Transformação. Essa é a palavra-chave quando falamos em extensão universitária. Mudança que atinge a todos os envolvidos, sem exceção e que é definidora na formação dos estudantes. E isso segundo os próprios alunos e egressos que estão ou passaram pela extensão e pela universidade pública. “A extensão e a universidade podem, sim, transformar a sociedade, justamente através desse trabalho em equipe, no qual a gente reconhece o valor que as pessoas têm, as diferenças da sociedade”, avalia Evelyn.

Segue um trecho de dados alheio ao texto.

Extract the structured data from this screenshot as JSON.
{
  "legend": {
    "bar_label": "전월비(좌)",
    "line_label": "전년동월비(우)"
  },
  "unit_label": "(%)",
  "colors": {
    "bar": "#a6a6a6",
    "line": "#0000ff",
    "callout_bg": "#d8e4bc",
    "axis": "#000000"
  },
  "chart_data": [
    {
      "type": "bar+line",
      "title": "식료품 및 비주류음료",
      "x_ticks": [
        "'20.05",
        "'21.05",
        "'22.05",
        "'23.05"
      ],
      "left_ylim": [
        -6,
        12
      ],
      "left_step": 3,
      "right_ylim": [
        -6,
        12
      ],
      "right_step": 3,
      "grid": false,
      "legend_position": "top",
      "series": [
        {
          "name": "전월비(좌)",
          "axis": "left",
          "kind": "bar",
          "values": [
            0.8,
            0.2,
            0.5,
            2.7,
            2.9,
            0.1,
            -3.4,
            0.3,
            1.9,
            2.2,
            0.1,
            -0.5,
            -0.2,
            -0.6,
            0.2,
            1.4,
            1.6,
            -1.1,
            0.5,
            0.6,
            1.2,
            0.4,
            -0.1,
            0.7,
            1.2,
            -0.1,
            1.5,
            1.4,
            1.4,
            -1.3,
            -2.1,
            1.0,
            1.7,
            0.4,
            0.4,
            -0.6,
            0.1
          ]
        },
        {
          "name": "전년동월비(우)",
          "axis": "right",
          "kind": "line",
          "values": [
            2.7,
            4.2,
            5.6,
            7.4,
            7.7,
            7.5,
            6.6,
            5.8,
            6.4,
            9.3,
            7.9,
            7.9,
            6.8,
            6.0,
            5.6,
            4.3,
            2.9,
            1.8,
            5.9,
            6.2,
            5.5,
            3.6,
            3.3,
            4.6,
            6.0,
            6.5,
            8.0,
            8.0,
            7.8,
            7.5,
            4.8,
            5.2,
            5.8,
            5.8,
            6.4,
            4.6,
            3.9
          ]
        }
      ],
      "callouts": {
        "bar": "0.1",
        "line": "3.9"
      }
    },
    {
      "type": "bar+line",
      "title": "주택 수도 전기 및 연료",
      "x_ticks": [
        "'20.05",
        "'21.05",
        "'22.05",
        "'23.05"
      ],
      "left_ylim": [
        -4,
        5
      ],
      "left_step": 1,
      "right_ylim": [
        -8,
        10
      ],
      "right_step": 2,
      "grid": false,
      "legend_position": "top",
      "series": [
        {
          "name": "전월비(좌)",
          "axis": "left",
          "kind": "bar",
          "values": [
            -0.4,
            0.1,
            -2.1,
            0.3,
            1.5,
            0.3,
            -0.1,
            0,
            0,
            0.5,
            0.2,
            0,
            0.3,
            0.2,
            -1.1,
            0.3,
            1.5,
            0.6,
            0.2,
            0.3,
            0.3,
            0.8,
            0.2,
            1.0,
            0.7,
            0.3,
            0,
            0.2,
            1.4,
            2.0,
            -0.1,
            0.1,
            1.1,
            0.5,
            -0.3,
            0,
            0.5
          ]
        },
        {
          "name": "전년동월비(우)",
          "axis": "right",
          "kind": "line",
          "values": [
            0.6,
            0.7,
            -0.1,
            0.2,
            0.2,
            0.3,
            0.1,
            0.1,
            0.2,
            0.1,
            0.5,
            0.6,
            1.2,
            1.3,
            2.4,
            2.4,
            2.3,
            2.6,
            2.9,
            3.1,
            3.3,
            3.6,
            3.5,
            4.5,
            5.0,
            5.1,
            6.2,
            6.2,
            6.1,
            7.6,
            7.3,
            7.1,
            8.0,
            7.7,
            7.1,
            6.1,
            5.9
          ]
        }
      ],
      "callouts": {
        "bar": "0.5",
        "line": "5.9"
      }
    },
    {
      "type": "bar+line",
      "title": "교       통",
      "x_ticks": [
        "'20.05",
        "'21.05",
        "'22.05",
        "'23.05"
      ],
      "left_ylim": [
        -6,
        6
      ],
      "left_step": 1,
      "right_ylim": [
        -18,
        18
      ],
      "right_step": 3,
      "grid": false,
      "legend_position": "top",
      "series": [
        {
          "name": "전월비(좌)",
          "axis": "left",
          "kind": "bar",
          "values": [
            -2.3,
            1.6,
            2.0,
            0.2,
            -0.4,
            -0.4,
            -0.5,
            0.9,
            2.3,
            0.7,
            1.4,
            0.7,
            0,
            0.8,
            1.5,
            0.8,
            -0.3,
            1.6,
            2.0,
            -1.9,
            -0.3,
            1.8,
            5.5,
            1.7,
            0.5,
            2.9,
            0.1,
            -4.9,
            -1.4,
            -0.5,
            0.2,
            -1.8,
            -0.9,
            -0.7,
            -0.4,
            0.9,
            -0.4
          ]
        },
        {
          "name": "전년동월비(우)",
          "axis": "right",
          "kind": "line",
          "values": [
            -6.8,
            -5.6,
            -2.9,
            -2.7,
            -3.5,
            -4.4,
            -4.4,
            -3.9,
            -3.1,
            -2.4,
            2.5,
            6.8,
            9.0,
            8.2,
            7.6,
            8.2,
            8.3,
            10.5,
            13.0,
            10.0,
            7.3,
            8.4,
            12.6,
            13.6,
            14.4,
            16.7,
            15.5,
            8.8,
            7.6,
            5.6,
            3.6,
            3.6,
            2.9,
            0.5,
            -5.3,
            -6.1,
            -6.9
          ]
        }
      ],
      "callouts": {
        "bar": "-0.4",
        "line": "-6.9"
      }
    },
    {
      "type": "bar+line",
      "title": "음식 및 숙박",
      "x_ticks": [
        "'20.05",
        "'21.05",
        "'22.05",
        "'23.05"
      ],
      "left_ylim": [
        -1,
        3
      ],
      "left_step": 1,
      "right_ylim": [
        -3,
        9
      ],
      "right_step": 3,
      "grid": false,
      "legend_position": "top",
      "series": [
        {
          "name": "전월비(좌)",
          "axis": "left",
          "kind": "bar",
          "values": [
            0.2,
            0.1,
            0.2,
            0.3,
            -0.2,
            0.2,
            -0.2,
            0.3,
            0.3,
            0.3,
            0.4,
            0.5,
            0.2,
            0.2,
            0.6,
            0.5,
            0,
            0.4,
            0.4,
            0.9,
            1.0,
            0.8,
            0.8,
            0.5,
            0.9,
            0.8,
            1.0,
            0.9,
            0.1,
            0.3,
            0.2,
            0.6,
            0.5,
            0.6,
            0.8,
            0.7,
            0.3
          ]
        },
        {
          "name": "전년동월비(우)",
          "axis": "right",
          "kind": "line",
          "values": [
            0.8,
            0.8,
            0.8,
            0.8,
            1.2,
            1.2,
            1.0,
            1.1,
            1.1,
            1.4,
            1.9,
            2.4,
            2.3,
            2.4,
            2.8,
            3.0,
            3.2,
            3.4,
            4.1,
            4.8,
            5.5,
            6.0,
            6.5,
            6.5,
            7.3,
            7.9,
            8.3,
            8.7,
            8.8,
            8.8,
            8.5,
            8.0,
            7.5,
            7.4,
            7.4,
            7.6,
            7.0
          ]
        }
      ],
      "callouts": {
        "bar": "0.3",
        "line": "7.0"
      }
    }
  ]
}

“Posso dizer hoje que a minha formação na Unicentro mudou a minha perspectiva de mundo e me fez ver além do que eu estava acostumada. E, nessa transformação, os projetos de extensão foram essenciais. Por meio deles tive contato com a comunidade e pude auxiliar de alguma forma na transformação dos espaços em que eu estava inserida. O que me preparou para tratar com mais respeito e empatia os temas que trato hoje no jornalismo. No Florescer, principalmente, eu sentia que estava cumprindo uma missão, retribuindo para a sociedade o que eu estava recebendo em uma universidade pública”, finaliza Mayara.